Tinder now required to share user data with Russian authorities

Russian security services might now have access to Russian users’ data on Tinder // Ithmus on Flickr, under CC2.0

On March 31, 2019, Russia’s state censorship agency, Roskomnadzor (short for Federal Service for Supervision of Communications, Information Technology and Mass Media) added Match Group LLC, the parent company of the dating app Tinder, to its registry of “organizers of dissemination of information on the internet.” Roskomsvoboda, a Russian internet freedom and digital rights NGO, broke the news on Monday, June 3:

Roskomnadzor added Tinder to its registry for snooping on users on FSB’s [Russia’s domestic intelligence agency] behalf.

In practice, it means that Tinder, like 174 other websites on the registry which also includes most Russian social media services but also messaging apps such as Threema and Telegram, is now required by Russian law to store six months’ worth of its user data and provide it to the Russian authorities at their request. The data that must be stored and shared, according to a 2014 law, includes anything pertaining to “receipt, transfer, delivery and (or) processing of voice information, written text, images, sounds or any other electronic messages.” They must also comply with other Russian laws, such as the ones banning loosely defined “extremist” materials or “exposing minors to harmful information.”

It is also worth noting that being added to Roskomnadzor’s registry requires at least some participation on the service’s end: at the ministry’s request, they must provide relevant company information that will be added to the database, which means that Tinder did respond to Roskomnadzor’s letter and complied with it. A Tinder representative told Kommersant, a Russian business daily, that, although they have indeed registered in the Russian state database following an official request, they had no intention of sharing their users’ data with Russian authorities.

The good news is that these laws lack in enforceability, especially for large international services. Refusal to comply can result in a fine of up to 300 thousand rubles, or slightly above 4,500 USD — not quite enough to put Tinder or its owner Match Group out of business. It is also unlikely that a popular website such as Tinder can be blocked in Russia without a major backlash. Not that Russia’s censorship ministry is quite up to the task: last time it attempted to ban a popular service, it resulted in a major, embarrassing failure which made Roskomnadzor a national laughingstock. The service in question, Telegram, is still online.

Naturally, Russian social media users could not miss an opportunity for a good laugh.

Roskomnadzor added Tinder to the registry of information disseminators and required it to cooperate with Russian special services. [image says: Comrade Major Super Liked You!]

Roskomnadzor required Tinder to inform FSB who swipes whom. Not a joke! More details inside: [image: What a beauty! That’ll do. Yeah, swipe right]

Despite Tinder's public refusal to share user data, the privacy of the dating app's users in Russia is already at risk. According to investigative media reports, a Moscow-based company called SocialDataHub, has been using bots to harvest the data of the app's users. 
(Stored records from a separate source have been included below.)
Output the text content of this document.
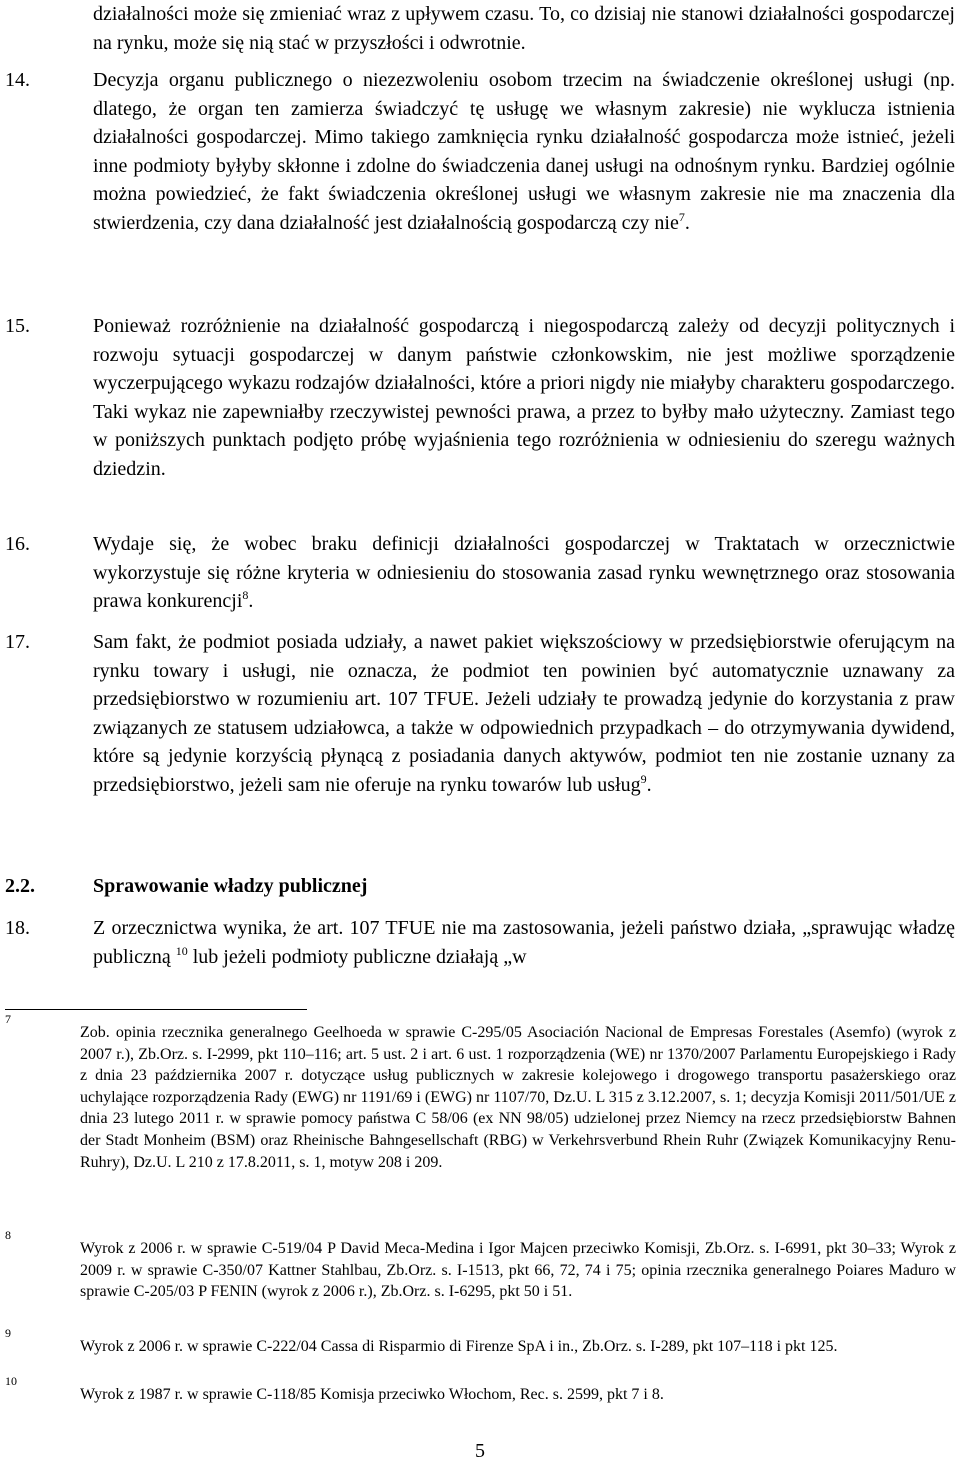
działalności może się zmieniać wraz z upływem czasu. To, co dzisiaj nie stanowi działalności gospodarczej na rynku, może się nią stać w przyszłości i odwrotnie.
14.	Decyzja organu publicznego o niezezwoleniu osobom trzecim na świadczenie określonej usługi (np. dlatego, że organ ten zamierza świadczyć tę usługę we własnym zakresie) nie wyklucza istnienia działalności gospodarczej. Mimo takiego zamknięcia rynku działalność gospodarcza może istnieć, jeżeli inne podmioty byłyby skłonne i zdolne do świadczenia danej usługi na odnośnym rynku. Bardziej ogólnie można powiedzieć, że fakt świadczenia określonej usługi we własnym zakresie nie ma znaczenia dla stwierdzenia, czy dana działalność jest działalnością gospodarczą czy nie$^7$.
15.	Ponieważ rozróżnienie na działalność gospodarczą i niegospodarczą zależy od decyzji politycznych i rozwoju sytuacji gospodarczej w danym państwie członkowskim, nie jest możliwe sporządzenie wyczerpującego wykazu rodzajów działalności, które a priori nigdy nie miałyby charakteru gospodarczego. Taki wykaz nie zapewniałby rzeczywistej pewności prawa, a przez to byłby mało użyteczny. Zamiast tego w poniższych punktach podjęto próbę wyjaśnienia tego rozróżnienia w odniesieniu do szeregu ważnych dziedzin.
16.	Wydaje się, że wobec braku definicji działalności gospodarczej w Traktatach w orzecznictwie wykorzystuje się różne kryteria w odniesieniu do stosowania zasad rynku wewnętrznego oraz stosowania prawa konkurencji$^8$.
17.	Sam fakt, że podmiot posiada udziały, a nawet pakiet większościowy w przedsiębiorstwie oferującym na rynku towary i usługi, nie oznacza, że podmiot ten powinien być automatycznie uznawany za przedsiębiorstwo w rozumieniu art. 107 TFUE. Jeżeli udziały te prowadzą jedynie do korzystania z praw związanych ze statusem udziałowca, a także w odpowiednich przypadkach – do otrzymywania dywidend, które są jedynie korzyścią płynącą z posiadania danych aktywów, podmiot ten nie zostanie uznany za przedsiębiorstwo, jeżeli sam nie oferuje na rynku towarów lub usług$^9$.
2.2.	Sprawowanie władzy publicznej
18.	Z orzecznictwa wynika, że art. 107 TFUE nie ma zastosowania, jeżeli państwo działa, „sprawując władzę publiczną $^{10}$ lub jeżeli podmioty publiczne działają „w
7
Zob. opinia rzecznika generalnego Geelhoeda w sprawie C-295/05 Asociación Nacional de Empresas Forestales (Asemfo) (wyrok z 2007 r.), Zb.Orz. s. I-2999, pkt 110–116; art. 5 ust. 2 i art. 6 ust. 1 rozporządzenia (WE) nr 1370/2007 Parlamentu Europejskiego i Rady z dnia 23 października 2007 r. dotyczące usług publicznych w zakresie kolejowego i drogowego transportu pasażerskiego oraz uchylające rozporządzenia Rady (EWG) nr 1191/69 i (EWG) nr 1107/70, Dz.U. L 315 z 3.12.2007, s. 1; decyzja Komisji 2011/501/UE z dnia 23 lutego 2011 r. w sprawie pomocy państwa C 58/06 (ex NN 98/05) udzielonej przez Niemcy na rzecz przedsiębiorstw Bahnen der Stadt Monheim (BSM) oraz Rheinische Bahngesellschaft (RBG) w Verkehrsverbund Rhein Ruhr (Związek Komunikacyjny Renu-Ruhry), Dz.U. L 210 z 17.8.2011, s. 1, motyw 208 i 209.
8
Wyrok z 2006 r. w sprawie C-519/04 P David Meca-Medina i Igor Majcen przeciwko Komisji, Zb.Orz. s. I-6991, pkt 30–33; Wyrok z 2009 r. w sprawie C-350/07 Kattner Stahlbau, Zb.Orz. s. I-1513, pkt 66, 72, 74 i 75; opinia rzecznika generalnego Poiares Maduro w sprawie C-205/03 P FENIN (wyrok z 2006 r.), Zb.Orz. s. I-6295, pkt 50 i 51.
9
Wyrok z 2006 r. w sprawie C-222/04 Cassa di Risparmio di Firenze SpA i in., Zb.Orz. s. I-289, pkt 107–118 i pkt 125.
10
Wyrok z 1987 r. w sprawie C-118/85 Komisja przeciwko Włochom, Rec. s. 2599, pkt 7 i 8.
5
As Andrey Zakharov, an investigative journalist who works for BBC Russian, noted:

About the news that Tinder will now be required to share its data with the FSB. SocialDataHub (a shadow contractor for the security services) has learned to harvest Tinder’s data as well. A bot swipes your profile, learns your location, compares it against against data from other social networks and compiles a full digital portrait.

SocialDataHub provides services to both government agencies and anyone who might be interested in millions of user profiles from a dozen different social media sites. It is just one of several such firms in Russia alone whose activities were investigated in an article by Coda Story in 2018:

One such firm is Moscow-based “Social Data Hub.” It proudly lists the Russian government as a client and boasts that it has a copy of the activity on every Russian social media network going back for the past seven years.
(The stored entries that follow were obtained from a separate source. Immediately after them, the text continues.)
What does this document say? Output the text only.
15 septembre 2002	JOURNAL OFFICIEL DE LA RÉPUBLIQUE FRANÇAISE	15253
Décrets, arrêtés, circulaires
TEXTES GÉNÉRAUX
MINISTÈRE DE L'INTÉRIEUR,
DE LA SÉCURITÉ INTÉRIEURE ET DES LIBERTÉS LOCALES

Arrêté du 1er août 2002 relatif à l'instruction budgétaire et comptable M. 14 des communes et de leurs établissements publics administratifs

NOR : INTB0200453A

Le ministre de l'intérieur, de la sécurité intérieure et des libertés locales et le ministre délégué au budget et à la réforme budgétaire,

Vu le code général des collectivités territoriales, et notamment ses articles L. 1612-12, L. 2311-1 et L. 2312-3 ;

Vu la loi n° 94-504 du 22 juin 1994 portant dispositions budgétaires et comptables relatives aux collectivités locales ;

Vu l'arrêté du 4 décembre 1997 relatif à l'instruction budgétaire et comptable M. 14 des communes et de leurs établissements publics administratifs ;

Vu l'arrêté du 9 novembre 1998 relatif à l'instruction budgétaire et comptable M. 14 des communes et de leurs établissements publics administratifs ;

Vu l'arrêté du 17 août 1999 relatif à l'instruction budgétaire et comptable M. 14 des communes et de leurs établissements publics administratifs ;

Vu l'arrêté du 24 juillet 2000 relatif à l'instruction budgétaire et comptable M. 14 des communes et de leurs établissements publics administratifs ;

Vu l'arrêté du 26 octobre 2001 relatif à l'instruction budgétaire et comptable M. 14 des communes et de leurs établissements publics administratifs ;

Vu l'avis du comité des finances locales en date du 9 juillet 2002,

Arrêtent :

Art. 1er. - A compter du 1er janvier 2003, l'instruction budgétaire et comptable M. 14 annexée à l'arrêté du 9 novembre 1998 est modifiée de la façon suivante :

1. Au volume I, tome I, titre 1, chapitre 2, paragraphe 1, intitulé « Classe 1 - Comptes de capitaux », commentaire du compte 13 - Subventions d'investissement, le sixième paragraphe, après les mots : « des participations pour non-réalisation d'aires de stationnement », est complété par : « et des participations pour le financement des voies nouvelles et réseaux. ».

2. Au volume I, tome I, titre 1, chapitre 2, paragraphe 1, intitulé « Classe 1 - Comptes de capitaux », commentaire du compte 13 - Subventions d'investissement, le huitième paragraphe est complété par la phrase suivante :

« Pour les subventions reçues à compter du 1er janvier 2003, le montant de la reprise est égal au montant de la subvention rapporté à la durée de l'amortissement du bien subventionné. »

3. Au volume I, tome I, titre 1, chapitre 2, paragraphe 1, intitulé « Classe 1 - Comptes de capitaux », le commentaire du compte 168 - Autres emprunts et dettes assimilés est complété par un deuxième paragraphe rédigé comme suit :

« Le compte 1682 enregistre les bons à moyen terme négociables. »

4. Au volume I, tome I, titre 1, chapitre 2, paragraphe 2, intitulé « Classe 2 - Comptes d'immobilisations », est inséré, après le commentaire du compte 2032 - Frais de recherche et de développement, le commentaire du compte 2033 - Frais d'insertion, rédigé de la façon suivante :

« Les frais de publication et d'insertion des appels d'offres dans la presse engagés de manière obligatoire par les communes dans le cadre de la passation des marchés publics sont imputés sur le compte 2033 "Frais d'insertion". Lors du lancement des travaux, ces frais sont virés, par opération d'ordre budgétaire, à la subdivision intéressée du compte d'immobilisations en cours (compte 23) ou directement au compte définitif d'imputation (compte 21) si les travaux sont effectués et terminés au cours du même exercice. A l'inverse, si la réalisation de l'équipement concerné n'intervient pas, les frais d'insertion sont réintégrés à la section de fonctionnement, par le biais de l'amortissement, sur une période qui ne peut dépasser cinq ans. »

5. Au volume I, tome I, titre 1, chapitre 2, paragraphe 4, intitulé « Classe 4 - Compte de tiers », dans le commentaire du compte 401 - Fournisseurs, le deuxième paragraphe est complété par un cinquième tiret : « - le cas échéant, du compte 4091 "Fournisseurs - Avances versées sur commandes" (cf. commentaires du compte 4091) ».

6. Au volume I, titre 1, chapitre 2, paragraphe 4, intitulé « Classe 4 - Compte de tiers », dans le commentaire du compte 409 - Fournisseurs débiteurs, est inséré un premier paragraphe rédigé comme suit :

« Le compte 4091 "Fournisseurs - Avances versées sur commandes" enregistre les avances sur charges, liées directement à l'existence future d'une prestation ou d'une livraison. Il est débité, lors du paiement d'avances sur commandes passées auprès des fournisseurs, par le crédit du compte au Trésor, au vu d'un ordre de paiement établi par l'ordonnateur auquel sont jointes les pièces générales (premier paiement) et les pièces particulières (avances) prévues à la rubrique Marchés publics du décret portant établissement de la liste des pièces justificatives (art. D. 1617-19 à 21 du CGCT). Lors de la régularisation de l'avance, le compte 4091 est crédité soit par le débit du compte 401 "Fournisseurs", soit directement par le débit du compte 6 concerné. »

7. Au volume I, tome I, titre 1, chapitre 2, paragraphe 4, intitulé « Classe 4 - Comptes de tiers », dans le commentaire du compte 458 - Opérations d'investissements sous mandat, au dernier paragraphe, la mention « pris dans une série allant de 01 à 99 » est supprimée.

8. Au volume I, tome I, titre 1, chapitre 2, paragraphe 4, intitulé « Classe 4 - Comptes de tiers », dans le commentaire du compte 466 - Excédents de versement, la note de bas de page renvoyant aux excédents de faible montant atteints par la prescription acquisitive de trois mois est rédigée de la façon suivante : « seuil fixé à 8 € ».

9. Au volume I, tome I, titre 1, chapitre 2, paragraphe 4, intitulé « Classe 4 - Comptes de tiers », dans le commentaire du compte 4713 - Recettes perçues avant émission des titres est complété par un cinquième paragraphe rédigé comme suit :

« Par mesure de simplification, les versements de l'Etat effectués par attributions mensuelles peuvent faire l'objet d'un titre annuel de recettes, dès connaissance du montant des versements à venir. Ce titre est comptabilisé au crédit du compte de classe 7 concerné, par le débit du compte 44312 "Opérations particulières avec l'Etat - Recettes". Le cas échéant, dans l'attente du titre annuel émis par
But their online hoovering also includes all the traffic generated by Russian-based users of U.S. and other international online giants such as Facebook, Instagram, Twitter and YouTube. The company also covers sites such as the Tinder dating app, and the Airbnb accommodation service. What this means in practice, for example, is that some swipes on Tinder profiles could actually have been made by bots.

Whether Russian security services will have access to the private messages of Tinder users in the future or not, will largely depend on the company's willingness to hand over such data. It is, however, worth keeping in mind that a private firm — one of many — has already been busy hoovering up users’ clicks, swipes and location data and selling them to the highest bidder, which may well be the very same Russian security services.